養子縁組
今月の民法サークル「養子縁組」
2014年2月8日
静岡大学名誉教授の平野先生を囲んで月一回開いているサークル活動「民法サークル」において、平野先生からお話し頂いた内容を、毎回かいつまんで紹介しています。
【1月民法サークル】
1月の民法サークルのテーマは「養子縁組」に関するものでした。今回紹介する例題は次の通りです。
『私たち老夫婦には子供がいません。最近は結構なケアハウスがたくさんできているから子供がなくても老後の心配はいらないと妻は言います。いまさら養子をもらって、いらぬ苦労をしたくないというのが本音のようですが、私はやはり子や孫に囲まれた老後を理想としてきただけに養子をもらいたいという気持ちが強く、いつも妻といい争いになります。私にはすでに結婚し子供もいる姪がおり、彼女は幼年の頃より叔父である私にとても懐いていて、欲のない心優しい女性です。私はいずれはこの姪を養子にして、死に水を取ってもらいたいと考えてきましたが、妻の反対や、姪の家族が賛成するかどうかの不安があって考慮中です。』
養子に関する規定は民法の第792条から第817条で記載され、養子縁組や離縁について要件が定められています。主な事項を説明します。
【縁組の要件】
①成人になった者は養子を持つことができる。 ②自分の尊属(父母や祖父母など)や年長者を養子にすることはできない。 ③配偶者のある者が未成年者を養子にする場合は、配偶者とともに養親となって未成年者を養子にしなければならない。 ④配偶者のある者が縁組をする(養子を持つ、又は養子になる)には、その配偶者の同意を得なければならない。 ⑤未成年者を養子とするには、家庭裁判所の許可を得なければならない。ただし、自己又は配偶者の直系卑属(子や孫など)を養子にする場合は、許可を得る必要はない。
⇒例題の場合、④に該当し、妻の同意がないと姪を養子にすることはできません。
【縁組の効力】
①養子は縁組の日から、養親の嫡出子(婚姻関係にある夫婦の間に生まれた子)の身分を取得する。⇒養子は実子と同じ権利・義務を持つことになります。
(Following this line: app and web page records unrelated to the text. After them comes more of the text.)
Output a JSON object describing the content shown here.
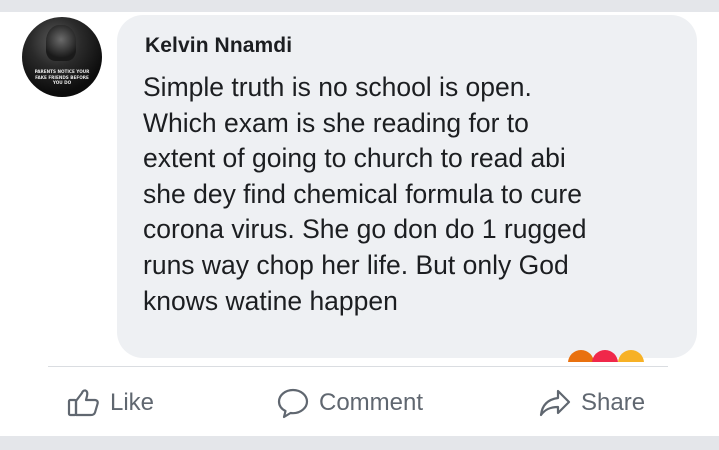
{
  "comment": {
    "author": "Kelvin Nnamdi",
    "text": "Simple truth is no school is open.\nWhich exam is she reading for to\nextent of going to church to read abi\nshe dey find chemical formula to cure\ncorona virus. She go don do 1 rugged\nruns way chop her life. But only God\nknows watine happen",
    "avatar_caption": "PARENTS NOTICE YOUR FAKE FRIENDS BEFORE YOU DO"
  },
  "reactions": [
    "haha",
    "love",
    "wow"
  ],
  "actions": {
    "like_label": "Like",
    "comment_label": "Comment",
    "share_label": "Share"
  },
  "colors": {
    "bubble": "#eef0f3",
    "text": "#1c1e21",
    "action": "#606770",
    "band": "#e4e6ea"
  }
}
②養子は、養親の氏を称する。ただし、婚姻によって氏を改めた者については、婚姻の際に定めた氏を称する。 ⇒例えば、山田さんが鈴木さんと結婚して氏を鈴木と定めた場合、結婚後に旧山田さんが高橋さん夫婦と養子縁組をして高橋さん夫婦の養子となっても、氏を高橋に変える必要はないということです。
【離縁】
①離縁の当事者の一方は、他の一方から悪意で遺棄されたとき、他の一方の生死が3年以上明らかでないとき、その他縁組を継続しがたい重大な事由があるとき、に限り離縁の訴えを提起することができる。
⇒娘と結婚して家に入ってくれた娘婿を、娘の親が養子にする例はよくありますが、娘夫婦が離婚するとどうなるでしょう。養子縁組の当事者は娘の親と婿ですから、結婚と養子縁組は無関係であり、離婚しても養子縁組は継続します。従って、離婚前に婿であった人は、当然ながら養子として養親に関する相続権などを持ったままです。家庭裁判所は、単純に離婚を原因とする離縁は認めてくれませんので、婿であった人が離縁に同意しない場合、養子縁組は解消できず継続するのが一般的です。娘婿との養子縁組を考えている娘の親は、慎重によく見極めてから行った方がよさそうですね。